Yes I saw thatgrin that was the Mole Valley Tory. Not the brightest spark

GracesGranMK2 Thu 19-Jan-17 18:36:06

I wonder if any other councils will follow their lead? Am I right in thinking it is a Conservative council?

whitewave Thu 19-Jan-17 18:37:37

Yes gg

Iam64 Thu 19-Jan-17 20:04:46

Yes it is a conservative council. 15% is a lot and I don't know whether it's a borough with more wealthy inhabitants than the one i live in.
I'm not sure how I feel about the suggestion that 15% is put onto council tax in order to improve social care, in one area.
The problems with social care are national, not confined to one region. I expect the residents of Kensington and Chelsea, for example, could easily afford an extra 15%. Many of them could probably afford to buy in social care for themselves. That wouldn't be the case in many other areas would it.
The austerity argument falls at the first fence for me because its being used to decimate public services, including the NHS
We need to invest in a combined health - social care system, which is properly funded, managed and staffed. It can't be beyond a country like ours to actually do this. We have the staff to do it, what seems to be lacking is a government committed to do so.

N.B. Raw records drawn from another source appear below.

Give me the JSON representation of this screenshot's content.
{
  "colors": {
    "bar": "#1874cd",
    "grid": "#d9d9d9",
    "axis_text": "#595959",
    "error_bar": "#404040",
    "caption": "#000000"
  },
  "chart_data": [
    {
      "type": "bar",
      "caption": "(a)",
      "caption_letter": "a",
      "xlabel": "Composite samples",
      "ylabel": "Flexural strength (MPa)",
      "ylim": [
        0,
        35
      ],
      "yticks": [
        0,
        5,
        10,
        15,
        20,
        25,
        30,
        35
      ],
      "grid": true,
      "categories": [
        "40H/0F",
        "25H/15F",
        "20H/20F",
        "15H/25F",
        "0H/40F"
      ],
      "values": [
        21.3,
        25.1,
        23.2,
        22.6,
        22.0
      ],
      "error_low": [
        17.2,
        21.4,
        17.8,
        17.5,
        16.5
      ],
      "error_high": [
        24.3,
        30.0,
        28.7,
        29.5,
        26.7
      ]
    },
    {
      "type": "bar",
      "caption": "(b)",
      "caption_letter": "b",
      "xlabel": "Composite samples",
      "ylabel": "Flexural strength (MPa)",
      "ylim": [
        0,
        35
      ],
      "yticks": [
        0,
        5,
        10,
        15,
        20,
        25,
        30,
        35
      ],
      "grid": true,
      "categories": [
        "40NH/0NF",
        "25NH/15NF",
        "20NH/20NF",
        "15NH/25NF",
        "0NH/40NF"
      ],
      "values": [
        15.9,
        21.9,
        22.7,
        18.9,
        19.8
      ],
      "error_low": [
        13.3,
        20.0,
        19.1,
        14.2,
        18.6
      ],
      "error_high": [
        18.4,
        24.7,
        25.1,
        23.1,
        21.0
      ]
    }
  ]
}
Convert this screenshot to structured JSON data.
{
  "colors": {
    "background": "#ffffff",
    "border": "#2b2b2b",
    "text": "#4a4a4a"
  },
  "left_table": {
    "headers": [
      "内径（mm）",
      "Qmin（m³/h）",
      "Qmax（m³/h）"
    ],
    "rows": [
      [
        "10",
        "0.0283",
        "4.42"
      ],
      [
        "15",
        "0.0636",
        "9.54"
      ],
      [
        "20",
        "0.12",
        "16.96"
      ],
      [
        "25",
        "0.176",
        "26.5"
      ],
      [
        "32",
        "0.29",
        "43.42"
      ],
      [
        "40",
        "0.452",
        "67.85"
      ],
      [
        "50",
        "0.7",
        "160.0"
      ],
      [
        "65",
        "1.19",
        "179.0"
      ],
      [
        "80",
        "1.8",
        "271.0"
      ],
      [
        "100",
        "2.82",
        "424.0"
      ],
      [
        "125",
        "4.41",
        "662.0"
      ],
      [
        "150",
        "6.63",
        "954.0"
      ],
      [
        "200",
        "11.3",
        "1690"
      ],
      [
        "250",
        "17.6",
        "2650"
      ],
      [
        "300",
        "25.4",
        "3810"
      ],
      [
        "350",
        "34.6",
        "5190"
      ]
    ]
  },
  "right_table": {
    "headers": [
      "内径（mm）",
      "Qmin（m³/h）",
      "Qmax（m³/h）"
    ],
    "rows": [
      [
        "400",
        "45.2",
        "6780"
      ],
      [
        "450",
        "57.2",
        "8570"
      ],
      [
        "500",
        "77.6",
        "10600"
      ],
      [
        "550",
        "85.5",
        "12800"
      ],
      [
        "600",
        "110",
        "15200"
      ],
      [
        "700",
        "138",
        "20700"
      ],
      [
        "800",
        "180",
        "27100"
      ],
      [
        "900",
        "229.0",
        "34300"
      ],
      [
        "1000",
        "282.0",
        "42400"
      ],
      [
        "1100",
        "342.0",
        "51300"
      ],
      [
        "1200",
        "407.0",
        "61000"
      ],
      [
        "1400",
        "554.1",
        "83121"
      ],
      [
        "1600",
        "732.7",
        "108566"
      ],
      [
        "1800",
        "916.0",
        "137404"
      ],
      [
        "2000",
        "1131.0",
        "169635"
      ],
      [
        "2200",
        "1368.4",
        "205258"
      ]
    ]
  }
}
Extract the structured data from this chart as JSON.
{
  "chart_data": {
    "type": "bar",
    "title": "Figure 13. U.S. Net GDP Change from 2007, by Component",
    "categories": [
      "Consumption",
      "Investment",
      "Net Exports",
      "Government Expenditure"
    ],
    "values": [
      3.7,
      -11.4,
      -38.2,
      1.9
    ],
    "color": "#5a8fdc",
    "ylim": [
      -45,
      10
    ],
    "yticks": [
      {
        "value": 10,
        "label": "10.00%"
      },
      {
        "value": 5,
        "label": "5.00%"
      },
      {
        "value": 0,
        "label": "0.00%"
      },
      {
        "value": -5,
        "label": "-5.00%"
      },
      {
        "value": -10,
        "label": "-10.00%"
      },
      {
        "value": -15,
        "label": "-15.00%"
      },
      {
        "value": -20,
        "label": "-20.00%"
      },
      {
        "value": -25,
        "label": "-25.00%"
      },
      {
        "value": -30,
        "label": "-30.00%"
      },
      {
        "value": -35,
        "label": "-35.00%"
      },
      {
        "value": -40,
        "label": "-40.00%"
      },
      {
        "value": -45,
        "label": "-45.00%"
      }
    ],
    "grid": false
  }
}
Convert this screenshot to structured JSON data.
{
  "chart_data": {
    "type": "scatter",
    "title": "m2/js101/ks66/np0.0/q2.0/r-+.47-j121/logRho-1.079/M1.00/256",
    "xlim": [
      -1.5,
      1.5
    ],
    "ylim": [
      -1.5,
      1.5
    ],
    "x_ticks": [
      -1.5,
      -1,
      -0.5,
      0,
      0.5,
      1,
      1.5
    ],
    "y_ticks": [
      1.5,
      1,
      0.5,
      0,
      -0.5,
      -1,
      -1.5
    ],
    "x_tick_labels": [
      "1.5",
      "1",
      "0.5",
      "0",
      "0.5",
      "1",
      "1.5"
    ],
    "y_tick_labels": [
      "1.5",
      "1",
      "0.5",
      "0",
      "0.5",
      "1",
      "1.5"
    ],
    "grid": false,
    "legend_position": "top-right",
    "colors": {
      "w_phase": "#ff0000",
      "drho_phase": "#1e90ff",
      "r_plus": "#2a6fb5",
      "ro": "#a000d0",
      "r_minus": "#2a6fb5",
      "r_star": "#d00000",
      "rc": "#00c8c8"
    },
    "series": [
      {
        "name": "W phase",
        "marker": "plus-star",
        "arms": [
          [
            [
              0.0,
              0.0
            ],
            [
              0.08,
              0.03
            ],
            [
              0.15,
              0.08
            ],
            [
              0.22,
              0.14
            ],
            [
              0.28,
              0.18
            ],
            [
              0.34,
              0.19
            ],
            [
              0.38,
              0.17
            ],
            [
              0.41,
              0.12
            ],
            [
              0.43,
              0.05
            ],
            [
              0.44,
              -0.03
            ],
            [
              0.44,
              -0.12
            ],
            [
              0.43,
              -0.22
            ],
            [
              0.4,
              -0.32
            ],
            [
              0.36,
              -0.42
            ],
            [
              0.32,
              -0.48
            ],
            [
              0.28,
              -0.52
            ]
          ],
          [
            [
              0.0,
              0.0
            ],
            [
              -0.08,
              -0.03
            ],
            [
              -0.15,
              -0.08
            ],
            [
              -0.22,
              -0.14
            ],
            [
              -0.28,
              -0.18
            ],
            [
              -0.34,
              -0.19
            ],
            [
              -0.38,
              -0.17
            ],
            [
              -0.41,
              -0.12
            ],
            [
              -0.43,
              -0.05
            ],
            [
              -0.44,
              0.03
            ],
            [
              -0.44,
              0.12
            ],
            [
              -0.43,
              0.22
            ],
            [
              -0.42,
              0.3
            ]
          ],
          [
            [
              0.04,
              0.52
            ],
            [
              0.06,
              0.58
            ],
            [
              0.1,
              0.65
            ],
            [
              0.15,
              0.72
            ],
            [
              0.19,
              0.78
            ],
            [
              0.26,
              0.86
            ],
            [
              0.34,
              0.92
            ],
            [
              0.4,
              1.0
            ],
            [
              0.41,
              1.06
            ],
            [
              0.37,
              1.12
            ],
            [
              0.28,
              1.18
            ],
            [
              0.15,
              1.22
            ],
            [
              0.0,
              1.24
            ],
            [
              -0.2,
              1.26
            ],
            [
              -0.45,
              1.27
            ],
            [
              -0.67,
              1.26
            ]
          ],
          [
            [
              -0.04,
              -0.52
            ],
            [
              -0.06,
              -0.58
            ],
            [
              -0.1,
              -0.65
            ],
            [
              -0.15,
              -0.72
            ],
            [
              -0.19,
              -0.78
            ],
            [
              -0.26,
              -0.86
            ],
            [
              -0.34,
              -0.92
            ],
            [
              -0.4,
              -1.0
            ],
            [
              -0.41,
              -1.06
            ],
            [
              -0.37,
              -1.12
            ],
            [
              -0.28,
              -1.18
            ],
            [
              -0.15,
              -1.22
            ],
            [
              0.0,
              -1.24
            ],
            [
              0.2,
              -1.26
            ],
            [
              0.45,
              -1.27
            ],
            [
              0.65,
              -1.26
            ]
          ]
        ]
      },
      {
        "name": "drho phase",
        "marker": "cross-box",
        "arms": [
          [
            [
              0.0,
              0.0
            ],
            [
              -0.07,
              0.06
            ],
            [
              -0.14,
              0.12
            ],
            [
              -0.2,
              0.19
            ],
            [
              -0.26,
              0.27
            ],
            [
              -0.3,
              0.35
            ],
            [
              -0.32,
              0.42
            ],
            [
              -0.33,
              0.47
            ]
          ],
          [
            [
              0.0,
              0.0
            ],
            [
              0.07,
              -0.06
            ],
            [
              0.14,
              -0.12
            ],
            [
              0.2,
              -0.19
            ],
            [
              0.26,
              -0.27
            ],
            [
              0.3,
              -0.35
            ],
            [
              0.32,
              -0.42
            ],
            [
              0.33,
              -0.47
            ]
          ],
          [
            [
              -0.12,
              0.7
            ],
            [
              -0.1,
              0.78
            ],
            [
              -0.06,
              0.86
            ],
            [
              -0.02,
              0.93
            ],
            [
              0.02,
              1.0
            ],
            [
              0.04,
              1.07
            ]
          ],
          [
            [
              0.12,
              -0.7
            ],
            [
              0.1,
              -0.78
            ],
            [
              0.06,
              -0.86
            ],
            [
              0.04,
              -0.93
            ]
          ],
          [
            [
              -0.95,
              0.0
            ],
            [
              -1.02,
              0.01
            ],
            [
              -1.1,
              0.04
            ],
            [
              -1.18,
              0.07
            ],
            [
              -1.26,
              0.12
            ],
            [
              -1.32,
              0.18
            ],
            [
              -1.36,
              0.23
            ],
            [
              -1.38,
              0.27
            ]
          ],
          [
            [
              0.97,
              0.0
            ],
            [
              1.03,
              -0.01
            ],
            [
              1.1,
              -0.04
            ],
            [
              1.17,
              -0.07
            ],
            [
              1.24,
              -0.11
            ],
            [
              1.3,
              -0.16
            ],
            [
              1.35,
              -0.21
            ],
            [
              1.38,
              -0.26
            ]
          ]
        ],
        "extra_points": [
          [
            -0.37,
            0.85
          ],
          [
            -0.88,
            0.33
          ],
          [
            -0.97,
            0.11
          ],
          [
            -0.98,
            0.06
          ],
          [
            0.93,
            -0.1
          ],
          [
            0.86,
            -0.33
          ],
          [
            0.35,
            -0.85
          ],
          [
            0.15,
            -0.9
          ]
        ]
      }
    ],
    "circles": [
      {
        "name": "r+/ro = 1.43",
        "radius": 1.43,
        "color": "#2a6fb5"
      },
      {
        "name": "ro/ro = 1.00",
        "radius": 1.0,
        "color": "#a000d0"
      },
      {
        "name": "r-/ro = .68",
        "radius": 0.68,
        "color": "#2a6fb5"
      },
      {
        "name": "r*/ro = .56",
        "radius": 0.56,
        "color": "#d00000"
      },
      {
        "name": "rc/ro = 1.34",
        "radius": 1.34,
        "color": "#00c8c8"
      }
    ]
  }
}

GracesGranMK2 Thu 19-Jan-17 20:28:16

Couldn't agree more Iam. The idea that we get into difficulty because of an international banking crisis and then the NHS and systems designed to help the poorest and least able are slashed while the bankers get away with no repercussions has never struck me as right in any way whatsoever.

This idea sounds like either an attack on the government - unlikely as it is a Conservative council - or an attempt to stop a combined system being formed. The council tax is already the most regressive tax we have and I can see many being in great difficult with rises like this.

whitewave Thu 19-Jan-17 20:47:57

I agree with you both. smile

Rigby46 Thu 19-Jan-17 23:28:14

I'll have a vote in this referendum and I'll be voting against it for a variety of reasons. Partly because of the regressive nature of the council tax, partly because it's absolutely no way to address such a fundamental issue, partly because if it goes ahead, the government will wash its hands even more of social care funding and just blame SCC for any future failings in the provision of such care. My take on why it's happening is that the councillors are simply fed up with all the flak they are getting as a result of huge cuts to their budget and have thrown the gauntlet down. On the average band D property, it will be an increase of about £5 a week. No idea at the moment what the result will be but it will probably increase the turn out at the May local elections.